Broadband and the economy

Speaking on the implementation of the NBP 2020-2025, the Minister of Communications and Digital Economy, Dr. Isa Pantami, had said that broadband penetration was key to reviving the Nigerian economy. Citing reports from the World Bank and the World Economic Forum, the minister said 10 per cent of broadband penetration in any country would improve its GDP by at least 4.6 per cent. The minister noted that the NBP addressed three of the eight priorities that the Federal Government assigned to the Federal Ministry of Communications and Digital Economy and the parastatals under its purview, for implementation. “These priorities are the implementation of broadband connectivity and execution of a plan to deploy 4G across the country, as well as the development and implementation of a digital economy policy and strategy,” he stated.

The targets

Highlighting some of the key targets set in the National Broadband Plan, Danbatta said NBP 2020-2025 had raised the performance bar for the whole telecoms industry. However, being a document crafted by experts and executives, there is no reason why it cannot be achieved to put Nigeria in a firm pedestal of nations with broadband access. “The Nigerian National Broadband Plan is, without a doubt, an ambitious document with targets set that was developed jointly by critical stakeholders of the tele-coms and IT sectors of Nigeria. “These stakeholders comprising government and private sector executives, experts, managers, associations, and MDAs represent the Who is Who in the telecoms & IT sectors and they are people with a firm belief and optimism as well as assurance that the set targets are practically achievable,” he said. Some of the targets of NBP 2020- 2025, he said, included achieving 15Mbps & 25Mbps internet speed in rural and urban areas respectively by 2025; interconnection of 90 per cent of all LGA’s by fibre; 70 per cent population penetration, 100 per cent of tertiary institutions to be within 5Km of a fibre PoA; 60 per cent of all telecom towers to be connected by fibre; connection of one major hospital or general hospital per LGA via fibre; reduction of average cost of data to N390/Gb or less and establishment of at least one local assembly or manufacture of smart devices; reduction of RoW to N145/m, among others. The NCC boss noted that from the targets, it was obvious that both government, the industry, and other stakeholders needed to aggregate their potential and expertise to achieve them. At another broadband forum in Anambra, Danbatta said the Commission had always encouraged governments to include telecommunications infrastructure like ducts and others as they plan their cities and towns. “A well-planned city is one of the keys to the digital economy, a planned city anticipates future development, opens new revenue streams for government, and safeguards roads, water pipes, bridges, and other infrastructure from unnecessary destruction and re-adjustments to fit-in additional infrastructure in the future,” he said.

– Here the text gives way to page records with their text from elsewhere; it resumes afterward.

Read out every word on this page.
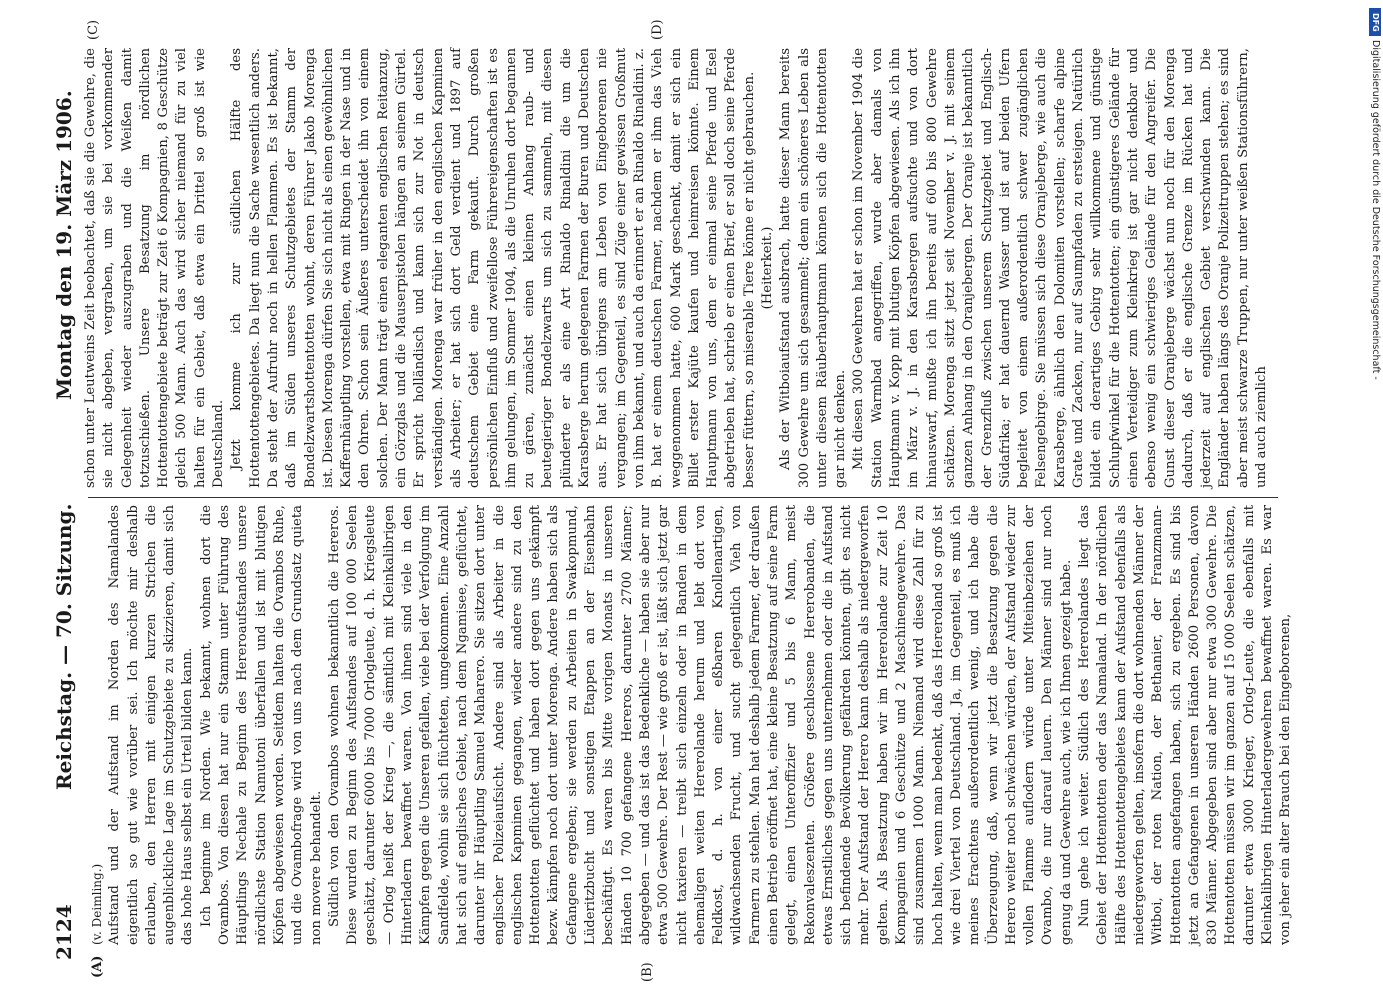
2124
Reichstag. — 70. Sitzung.
Montag den 19. März 1906.
(A)	(B)
(C)	(D)

(v. Deimling.) Aufstand und der Aufstand im Norden des Namalandes eigentlich so gut wie vorüber sei. Ich möchte mir deshalb erlauben, den Herren mit einigen kurzen Strichen die augenblickliche Lage im Schutzgebiete zu skizzieren, damit sich das hohe Haus selbst ein Urteil bilden kann. Ich beginne im Norden. Wie bekannt, wohnen dort die Ovambos. Von diesen hat nur ein Stamm unter Führung des Häuptlings Nechale zu Beginn des Hereroaufstandes unsere nördlichste Station Namutoni überfallen und ist mit blutigen Köpfen abgewiesen worden. Seitdem halten die Ovambos Ruhe, und die Ovambofrage wird von uns nach dem Grundsatz quieta non movere behandelt. Südlich von den Ovambos wohnen bekanntlich die Hereros. Diese wurden zu Beginn des Aufstandes auf 100 000 Seelen geschätzt, darunter 6000 bis 7000 Orlogleute, d. h. Kriegsleute — Orlog heißt der Krieg —, die sämtlich mit Kleinkalibrigen Hinterladern bewaffnet waren. Von ihnen sind viele in den Kämpfen gegen die Unseren gefallen, viele bei der Verfolgung im Sandfelde, wohin sie sich flüchteten, umgekommen. Eine Anzahl hat sich auf englisches Gebiet, nach dem Ngamisee, geflüchtet, darunter ihr Häuptling Samuel Maharero. Sie sitzen dort unter englischer Polizeiaufsicht. Andere sind als Arbeiter in die englischen Kapminen gegangen, wieder andere sind zu den Hottentotten geflüchtet und haben dort gegen uns gekämpft bezw. kämpfen noch dort unter Morenga. Andere haben sich als Gefangene ergeben; sie werden zu Arbeiten in Swakopmund, Lüderitzbucht und sonstigen Etappen an der Eisenbahn beschäftigt. Es waren bis Mitte vorigen Monats in unseren Händen 10 700 gefangene Hereros, darunter 2700 Männer; abgegeben — und das ist das Bedenkliche — haben sie aber nur etwa 500 Gewehre. Der Rest — wie groß er ist, läßt sich jetzt gar nicht taxieren — treibt sich einzeln oder in Banden in dem ehemaligen weiten Hererolande herum und lebt dort von Feldkost, d. h. von einer eßbaren Knollenartigen, wildwachsenden Frucht, und sucht gelegentlich Vieh von Farmern zu stehlen. Man hat deshalb jedem Farmer, der draußen einen Betrieb eröffnet hat, eine kleine Besatzung auf seine Farm gelegt, einen Unteroffizier und 5 bis 6 Mann, meist Rekonvaleszenten. Größere geschlossene Hererobanden, die etwas Ernstliches gegen uns unternehmen oder die in Aufstand sich befindende Bevölkerung gefährden könnten, gibt es nicht mehr. Der Aufstand der Herero kann deshalb als niedergeworfen gelten. Als Besatzung haben wir im Hererolande zur Zeit 10 Kompagnien und 6 Geschütze und 2 Maschinengewehre. Das sind zusammen 1000 Mann. Niemand wird diese Zahl für zu hoch halten, wenn man bedenkt, daß das Hereroland so groß ist wie drei Viertel von Deutschland. Ja, im Gegenteil, es muß ich meines Erachtens außerordentlich wenig, und ich habe die Überzeugung, daß, wenn wir jetzt die Besatzung gegen die Herero weiter noch schwächen würden, der Aufstand wieder zur vollen Flamme auflodern würde unter Miteinbeziehen der Ovambo, die nur darauf lauern. Den Männer sind nur noch genug da und Gewehre auch, wie ich Ihnen gezeigt habe. Nun gehe ich weiter. Südlich des Hererolandes liegt das Gebiet der Hottentotten oder das Namaland. In der nördlichen Hälfte des Hottentottengebietes kann der Aufstand ebenfalls als niedergeworfen gelten, insofern die dort wohnenden Männer der Witboi, der roten Nation, der Bethanier, der Franzmann-Hottentotten angefangen haben, sich zu ergeben. Es sind bis jetzt an Gefangenen in unseren Händen 2600 Personen, davon 830 Männer. Abgegeben sind aber nur etwa 300 Gewehre. Die Hottentotten müssen wir im ganzen auf 15 000 Seelen schätzen, darunter etwa 3000 Krieger, Orlog-Leute, die ebenfalls mit Kleinkalibrigen Hinterladergewehren bewaffnet waren. Es war von jeher ein alter Brauch bei den Eingeborenen,

schon unter Leutweins Zeit beobachtet, daß sie die Gewehre, die sie nicht abgeben, vergraben, um sie bei vorkommender Gelegenheit wieder auszugraben und die Weißen damit totzuschießen. Unsere Besatzung im nördlichen Hottentottengebiete beträgt zur Zeit 6 Kompagnien, 8 Geschütze gleich 500 Mann. Auch das wird sicher niemand für zu viel halten für ein Gebiet, daß etwa ein Drittel so groß ist wie Deutschland. Jetzt komme ich zur südlichen Hälfte des Hottentottengebietes. Da liegt nun die Sache wesentlich anders. Da steht der Aufruhr noch in hellen Flammen. Es ist bekannt, daß im Süden unseres Schutzgebietes der Stamm der Bondelzwartshottentotten wohnt, deren Führer Jakob Morenga ist. Diesen Morenga dürfen Sie sich nicht als einen gewöhnlichen Kaffernhäuptling vorstellen, etwa mit Ringen in der Nase und in den Ohren. Schon sein Äußeres unterscheidet ihn von einem solchen. Der Mann trägt einen eleganten englischen Reitanzug, ein Görzglas und die Mauserpistolen hängen an seinem Gürtel. Er spricht holländisch und kann sich zur Not in deutsch verständigen. Morenga war früher in den englischen Kapminen als Arbeiter; er hat sich dort Geld verdient und 1897 auf deutschem Gebiet eine Farm gekauft. Durch großen persönlichen Einfluß und zweifellose Führereigenschaften ist es ihm gelungen, im Sommer 1904, als die Unruhen dort begannen zu gären, zunächst einen kleinen Anhang raub- und beutegieriger Bondelzwarts um sich zu sammeln, mit diesen plünderte er als eine Art Rinaldo Rinaldini die um die Karasberge herum gelegenen Farmen der Buren und Deutschen aus. Er hat sich übrigens am Leben von Eingeborenen nie vergangen; im Gegenteil, es sind Züge einer gewissen Großmut von ihm bekannt, und auch da erinnert er an Rinaldo Rinaldini. z. B. hat er einem deutschen Farmer, nachdem er ihm das Vieh weggenommen hatte, 600 Mark geschenkt, damit er sich ein Billet erster Kajüte kaufen und heimreisen könnte. Einem Hauptmann von uns, dem er einmal seine Pferde und Esel abgetrieben hat, schrieb er einen Brief, er soll doch seine Pferde besser füttern, so miserable Tiere könne er nicht gebrauchen. (Heiterkeit.) Als der Witboiaufstand ausbrach, hatte dieser Mann bereits 300 Gewehre um sich gesammelt; denn ein schöneres Leben als unter diesem Räuberhauptmann können sich die Hottentotten gar nicht denken. Mit diesen 300 Gewehren hat er schon im November 1904 die Station Warmbad angegriffen, wurde aber damals von Hauptmann v. Kopp mit blutigen Köpfen abgewiesen. Als ich ihn im März v. J. in den Karasbergen aufsuchte und von dort hinauswarf, mußte ich ihn bereits auf 600 bis 800 Gewehre schätzen. Morenga sitzt jetzt seit November v. J. mit seinem ganzen Anhang in den Oranjebergen. Der Oranje ist bekanntlich der Grenzfluß zwischen unserem Schutzgebiet und Englisch-Südafrika; er hat dauernd Wasser und ist auf beiden Ufern begleitet von einem außerordentlich schwer zugänglichen Felsengebirge. Sie müssen sich diese Oranjeberge, wie auch die Karasberge, ähnlich den Dolomiten vorstellen; scharfe alpine Grate und Zacken, nur auf Saumpfaden zu ersteigen. Natürlich bildet ein derartiges Gebirg sehr willkommene und günstige Schlupfwinkel für die Hottentotten; ein günstigeres Gelände für einen Verteidiger zum Kleinkrieg ist gar nicht denkbar und ebenso wenig ein schwieriges Gelände für den Angreifer. Die Gunst dieser Oranjeberge wächst nun noch für den Morenga dadurch, daß er die englische Grenze im Rücken hat und jederzeit auf englischen Gebiet verschwinden kann. Die Engländer haben längs des Oranje Polizeitruppen stehen; es sind aber meist schwarze Truppen, nur unter weißen Stationsführern, und auch ziemlich

DFG
Digitalisierung gefördert durch die Deutsche Forschungsgemeinschaft -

Acknowledging the efforts of the telecoms regulator so far in the implementation of the broadband plan, the President of ATCON, Ikechukwu Nnamani, an engineer, commended the executive vice chairman of the Commission “for the work he has done over the years in promoting broadband penetration in the country, especially with the facilitation of the smooth operation of the Infraco class of license with the core objective of ensuring broadband infrastructure gets to every major city within the country.” While also appreciating CEOs of telecom companies in the country, he commended them for “making the right decisions to put the industry on a continuous growth trajectory and who helped get Nigeria out of the recent economic recession. “I like to use this opportunity to appeal that you don’t rest on your oars because the realization of the 70 per cent broadband penetration target depends considerably on you in the coming years.”

Last line

With the consistency of the telecoms regulator in implementing initiatives that deepen access to telecommunications services across the country, there is no doubt that the country will achieve its 70 per cent target by 2025, just as the first national broadband target was achieved and surpassed in 2018 through the pragmatic efforts of the Commission and the industry stakeholders.